The deal amounted to a payment of between $100,000 for smaller dealers and in excess of $3 million for larger showrooms, in addition to extra payments for outlets that had recently upgraded their facilities.
After intervention by the Australia Competition and Consumer Commission (ACCC), representatives for General Motors and Holden dealers were forced into two days of mediation, overseen by former High Court judge Mr Peter Jacobson QC. However, those discussions resulted in another stalemate.
The day before the deadline, General Motors issued a statement to dealers that said “there was some publicity over the weekend regarding a suggestion that GM Holden and the Australian Holden Dealer Council would seek to settle their current dispute via arbitration, and that the deadline for the acceptance of (compensation) would be extended beyond 30 June.”
However, General Motors said: “This is not the case. Arbitration was suggested by the Federal Government but GM Holden does not agree that an arbitration process would be appropriate or helpful. We have responded to the government accordingly. Dealers must now make a decision on whether you accept your (compensation package).”
CarAdvice understands one dealer out of 185 had agreed to the compensation offer more than a week ahead of the deadline.
A statement from Australian Holden Dealer Council representative David Nicholson said “more than 120” dealers agreed to the compensation offer after “great reservation and reluctance”, and claimed the reminder who did not sign “will continue to take the fight to Detroit”.
Mr Nicholson said General Motors had “thumbed their nose at Canberra” by “refusing to negotiate in good faith, making a mockery of mediation and finally rejecting arbitration”.
The Holden dealer representative said “weak regulations, heavily favouring the multinational franchisor, have effectively allowed (General Motors) to walk away from their agreements leaving dealers with empty showrooms and millions (of dollars) in losses.”
“General Motors Holden’s exit sets a dangerous precedent,” said Mr Nicholson. “It’s time to make some changes, otherwise it might be your job or business next.”
The Australian Automotive Dealers Association (AADA) said General Motors "flat out refused" a Federal Government request to extend the deadline and to participate in arbitration.
“Over the past four months, 184 Holden Dealers have remained united in their opposition to the grossly inadequate offer of compensation from (General Motors)," said James Voortman, the CEO of the AADA which represents 3500 showrooms nationally across all brands.
“At every turn, (General Motors) has thumbed its nose at local dealers, the Australian Government, and by extension the Australian public, the same public which provided the company with more than $2 billion in taxpayer funded assistance,” said Mr Voortman.
“This has set a dangerous precedent and Australia urgently needs to strengthen its automotive franchising regulations to protect local businesses against the heavy-handed behaviour of some car manufacturers. If we do not act this will happen again.”
Mr Voortman said General Motors "had revenue of $USD200 billion in 2019, and the prospect of fighting them in court was just not an option for many of the dumped Holden dealers.”
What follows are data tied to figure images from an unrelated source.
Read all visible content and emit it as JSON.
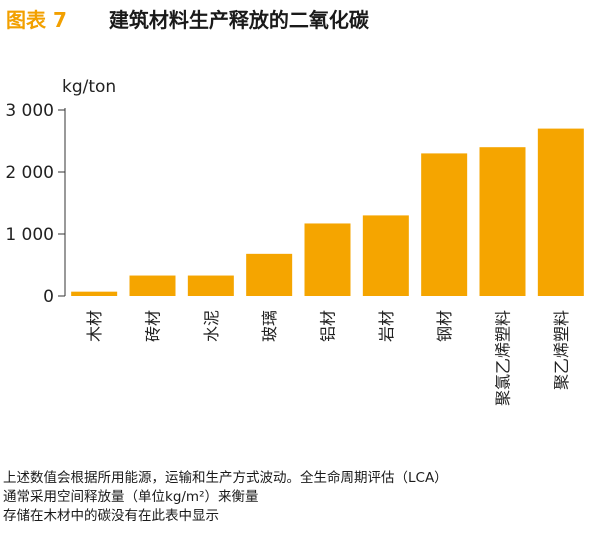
{
  "header": {
    "fig_number": "图表 7",
    "title": "建筑材料生产释放的二氧化碳"
  },
  "chart_data": {
    "type": "bar",
    "unit_label": "kg/ton",
    "categories": [
      "木材",
      "砖材",
      "水泥",
      "玻璃",
      "铝材",
      "岩材",
      "钢材",
      "聚氯乙烯塑料",
      "聚乙烯塑料"
    ],
    "values": [
      70,
      330,
      330,
      680,
      1170,
      1300,
      2300,
      2400,
      2700
    ],
    "ylim": [
      0,
      3000
    ],
    "yticks": [
      0,
      1000,
      2000,
      3000
    ],
    "ytick_labels": [
      "0",
      "1 000",
      "2 000",
      "3 000"
    ],
    "bar_color": "#f5a500",
    "grid": false
  },
  "footnote": {
    "lines": [
      "上述数值会根据所用能源，运输和生产方式波动。全生命周期评估（LCA）",
      "通常采用空间释放量（单位kg/m²）来衡量",
      "存储在木材中的碳没有在此表中显示"
    ]
  }
}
The AADA said General Motors management “needs to front up to the Senate Inquiry and answer a range of questions, such as when they first knew that Holden would be withdrawn, why they mislead dealers and consumers about their commitment to Australia.”
Holden did not respond to media requests for comment on this story.
General Motors is now in the process of negotiating parts and service contracts across its dealer network, to support the remaining 1.6 million Holden cars on Australian roads.
The parts and service contracts are five-year agreements, however Holden says it will retain a presence in Australia for "at least" 10 years, with those contracts likely to be extended at a later date.